Изменить размер шрифта - +
Ему даже упоминать об этом не хотелось. О чем это свидетельствует? Что дурно везти студентку в «Компьютер-Сити», не сказав ни слова жене? А ворочаться всю ночь без сна от того, что утро собираешься провести со второкурсницей из твоего литературного се­минара? Свенсону так стыдно, что он не может сдержать стон. А если он разбудил Шерри? Как он объяснит этот стон? Скажет, что вспомнил про кафедральные дела. Он никогда не лгал Шерри. Вот с чего начинается предательство.

Но Шерри совершенно ни к чему об этом знать. Нет, обычно она не ревнует. Но Свенсон не забыл, как среагировала на имя Анджелы Магда. Допустим, Шерри поверит, что он просто оказывает услугу талантливой студентке, но это станет ее боезапасом на будущее. Как это у него нет времени оплатить счета или вынуть тарелки из посудомоечной маши­ны? Находится же, время везти какую-то девчонку в Берлингтон, за шестьдесят миль! Но это не «какая-то девчонка». Попробуй скажи это Шерри. Ему что, запрещено ездить в город, не предупредив ее? А чем, по мнению Шерри, он целыми днями занимается? А Шерри чем? Кокет­ничает с симпатичными студентами, у которых, как выясняется, с серд­цем все в полном порядке?

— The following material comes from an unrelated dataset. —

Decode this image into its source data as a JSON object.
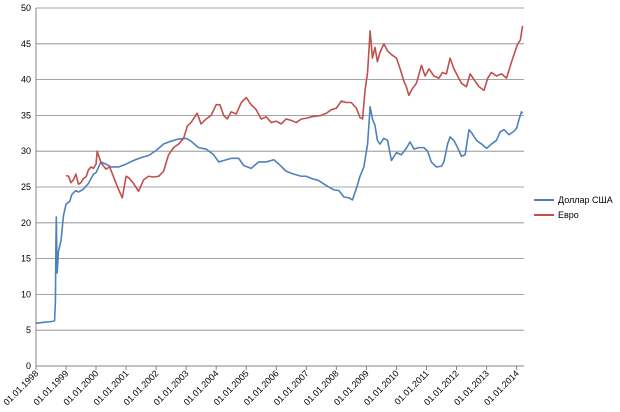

Он хоть и не сомкнул глаз, но, когда Шерри просыпается, делает вид, что крепко спит. Он воздерживается от соблазна выпить кофе и ле­жит, укрывшись с головой, пока ее машина не отъезжает от дома. Теперь ему хочется вскочить, выбежать, признаться в том, что он собирается делать, ведь если он не скажет Шерри, получится, что поездка в Бер­лингтон что-то значит, особенно если кто-то увидит его с Анджелой и расскажет об этом Шерри или они с Анджелой погибнут в автокатастро­фе – каково будет Шерри жить, зная, что в последние часы перед смер­тью он ей изменял? Он мечтает броситься за Шерри, крикнуть обычное: «Не гони! Береги себя!» Руби всегда говорила, что на самом деле он про­сит о другом: пожалуйста, не умирай. Но бежать полуодетым на улицу, чтобы сказать жене, что ты ее любишь, и да, кстати, забыл предупре­дить, сегодня ты едешь в Берлингтон со своим учеником, вернее, учени­цей – как-то это странно. Зачем уточнять, что именно с ученицей? Да за­тем, что тут уж Шерри сама спросит, с кем.

Этот импульс Свенсону подавить удается – он же взрослый человек, умеет себя контролировать. Повалявшись еще немного, он встает, идет в душ, и потоки горячей воды приводят его в состояние блаженства. Он совершенно не готов к удару, который ожидает его: протерев запотев­шее зеркало, он видит унылое и уродливое лицо старика – кожа угрева­тая, волосы редкие, поседевшие, под подбородком какой-то зоб. Он вы­гибает кончик языка, дотрагивается до зуба. Пломба еле держится. Боже ты мой! А был когда-то симпатичным мужчиной. Он берет с полки ба­ночку с кремом Шерри, изучает этикетку, его передергивает. Находит чистые джинсы, втягивает живот, застегивает молнию, надевает черную тенниску, коричневый твидовый пиджак. На этом все. Переодеваться он не станет. И в зеркало больше ни взгляда.

Всего девять сорок пять. Слишком рано. Он едет медленно. Нет, все равно слишком рано. Кто эти вуайеристы, сыщики, шпионы, ловко пе­реодевшиеся преподавателями и студентами, почему все они проявляют такое противоестественное любопытство, заглядывают ему в машину, прерывают разговор, чтобы поглазеть ему вслед? Он чувствует себя го­мосексуалистом, прогуливающимся по школьному дворику. А если его кто-нибудь узнает? Притормозить, помахать рукой? Господи, ну это же не преступление – подбросить студентку до Берлингтона.

Ровно в пять минут одиннадцатого он подъезжает к общежитию Ан­джелы, абсолютно уверенный в том, что ее там нет. Или проспала, или забыла. Ничего, потом созвонятся. Она ему позвонит, или он ей. Все вы­яснится. И тогда он свободен. Переносить встречу они, конечно, уже не станут.

Когда он видит ее сидящей на капоте припаркованной у входа маши­ны, у него перехватывает дыхание.